Outside PNC Park, despite the July heat, the buzz for this Friday night Pittsburgh Pirates game is building. The previous evening’s baseball game against the Philadelphia Phillies was a nail-biter—the Pirates scored five runs in the bottom of the ninth inning. Tonight is the park’s annual Pitt Night, and nearly 500 Pitt people, including University alumni and students, are expected to attend.
Among them are 17 undergraduate students from Japan’s Yasuda Women’s University who are studying in the Pitt Department of Linguistics English Language Institute (ELI). Decked out in gray Pirates caps and ELI T-shirts, the students are here for the matchup and for a special pregame event: meeting Pirates player Yoshitomo Tsutsugo, who also hails from Japan.
Rina Sakamoto says catching a Pirates game is a welcome break after five hours of daily English classes. She spent the afternoon poring over speaking and writing tests and preparing for final exams. ELI’s Intensive English Program requires students to take 20 hours of classes each week, in addition to attending meetings with a conversation partner from Pitt.
Social and cultural activities, such as attending a ballgame, visiting a museum, riding the Pittsburgh Pirate Ship or sampling the Three Rivers Arts Festival, are also essential parts of the five-month program, providing students opportunities to practice their English outside the classroom.
“I love seeing their excitement and those lightbulb moments when they’re on an activity like this and they learn a word or they get to use a grammatical structure that they learned in class,” says Rob Mucklo (A&S '12G), an associate director and senior instructor with ELI. “It’s even more rewarding,” he says, “when ELI students finish our program and then earn a degree from Pitt and become alumni.”
Although it’s Sakamoto’s first Pirates game, it’s Naho Nitta’s third. Her Pittsburgh homestay family brought Nitta, a baseball fan, to her first Pirates game. She enjoyed it so much that she returned with friends and saw a postgame fireworks show. Though Japanese baseball stadiums are typically larger, PNC is comparably sized to her hometown stadium, also located near a river and home of the Hiroshima Toyo Carp.

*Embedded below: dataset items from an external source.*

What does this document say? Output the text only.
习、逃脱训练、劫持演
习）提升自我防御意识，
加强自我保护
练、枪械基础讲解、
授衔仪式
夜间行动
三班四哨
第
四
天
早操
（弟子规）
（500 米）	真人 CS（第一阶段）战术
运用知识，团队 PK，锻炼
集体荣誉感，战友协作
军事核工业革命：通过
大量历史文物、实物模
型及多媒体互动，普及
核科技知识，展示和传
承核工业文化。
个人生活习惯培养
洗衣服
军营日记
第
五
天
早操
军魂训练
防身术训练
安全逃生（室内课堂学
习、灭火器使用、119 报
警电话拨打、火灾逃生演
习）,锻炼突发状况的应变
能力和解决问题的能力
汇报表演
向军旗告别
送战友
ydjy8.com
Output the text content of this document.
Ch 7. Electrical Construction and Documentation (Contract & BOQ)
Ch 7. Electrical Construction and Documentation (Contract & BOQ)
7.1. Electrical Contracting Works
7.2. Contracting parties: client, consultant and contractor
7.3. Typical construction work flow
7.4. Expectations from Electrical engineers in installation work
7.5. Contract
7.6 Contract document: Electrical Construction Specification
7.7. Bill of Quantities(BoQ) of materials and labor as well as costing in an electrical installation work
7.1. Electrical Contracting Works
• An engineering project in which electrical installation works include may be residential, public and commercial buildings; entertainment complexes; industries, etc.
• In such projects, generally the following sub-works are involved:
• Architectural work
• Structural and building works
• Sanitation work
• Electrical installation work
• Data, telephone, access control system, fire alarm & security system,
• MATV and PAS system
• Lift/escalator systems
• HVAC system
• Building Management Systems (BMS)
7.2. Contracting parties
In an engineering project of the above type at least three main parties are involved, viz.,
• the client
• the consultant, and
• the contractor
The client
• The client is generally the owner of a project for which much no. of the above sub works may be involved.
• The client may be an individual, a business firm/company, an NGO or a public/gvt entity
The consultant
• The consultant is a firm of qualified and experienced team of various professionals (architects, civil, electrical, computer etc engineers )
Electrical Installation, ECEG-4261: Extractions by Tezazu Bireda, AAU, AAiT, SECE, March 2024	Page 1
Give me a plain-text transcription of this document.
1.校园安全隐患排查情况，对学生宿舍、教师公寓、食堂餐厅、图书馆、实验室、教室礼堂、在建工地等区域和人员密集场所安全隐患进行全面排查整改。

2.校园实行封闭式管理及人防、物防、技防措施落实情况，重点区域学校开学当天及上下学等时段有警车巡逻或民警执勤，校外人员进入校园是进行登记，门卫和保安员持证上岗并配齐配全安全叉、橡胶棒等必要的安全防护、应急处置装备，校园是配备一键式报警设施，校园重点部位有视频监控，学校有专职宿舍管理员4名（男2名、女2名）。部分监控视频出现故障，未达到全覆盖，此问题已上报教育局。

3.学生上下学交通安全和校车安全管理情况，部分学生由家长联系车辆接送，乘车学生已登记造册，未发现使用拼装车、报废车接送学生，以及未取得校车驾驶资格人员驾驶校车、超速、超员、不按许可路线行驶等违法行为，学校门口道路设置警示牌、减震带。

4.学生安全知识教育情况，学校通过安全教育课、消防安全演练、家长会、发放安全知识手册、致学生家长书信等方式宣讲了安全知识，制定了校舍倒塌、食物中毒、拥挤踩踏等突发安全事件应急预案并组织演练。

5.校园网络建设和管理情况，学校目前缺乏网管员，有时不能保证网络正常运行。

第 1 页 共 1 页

Not everything translates as neatly though: Mucklo has brought peanuts and Cracker Jack to the game—ballpark snacks that bear little resemblance to Japan’s traditional takoyaki, balls of batter filled with octopus, rice and other ingredients. And the Great Pierogi Race always requires some explanation.
When the group is ushered down to the field level before the game to wait for Tsutsugo, Nitta is not shy. She says ELI has improved her speaking, and she shouts and waves to players heading to batting practice. One tosses her a baseball. She hopes Tsutsugo will autograph it.
When he strides over, the students are ecstatic. Their section doesn’t connect to the field directly, so they all rush to a nearby opening on the field, and suddenly, they’re standing on soft red clay along the third-base line, snapping pictures with Tsutsugo.
“I’m really happy to see students from Japan come over here and meet me,” Tsutsugo says in Japanese, alongside an English translator. “It’s a really good experience.”
He graciously takes a marker and gives autographs to anyone asking. Nitta gets her baseball signed and the brim of her Pirates cap: “Yoshi, #25.”
“Wow, I can’t believe it!” she exclaims. “I will never forget this memory. A good memory.”
Eventually, Tsutsugo returns to the locker room and the students head up to the stands. Pitt Night is about to be in full swing, as fans decked out in black, blue and gold pour into the stadium for a Pittsburgh summer evening worth remembering.
This story is from Pitt Magazine's Fall 2022 issue. It was published on October 5, 2022.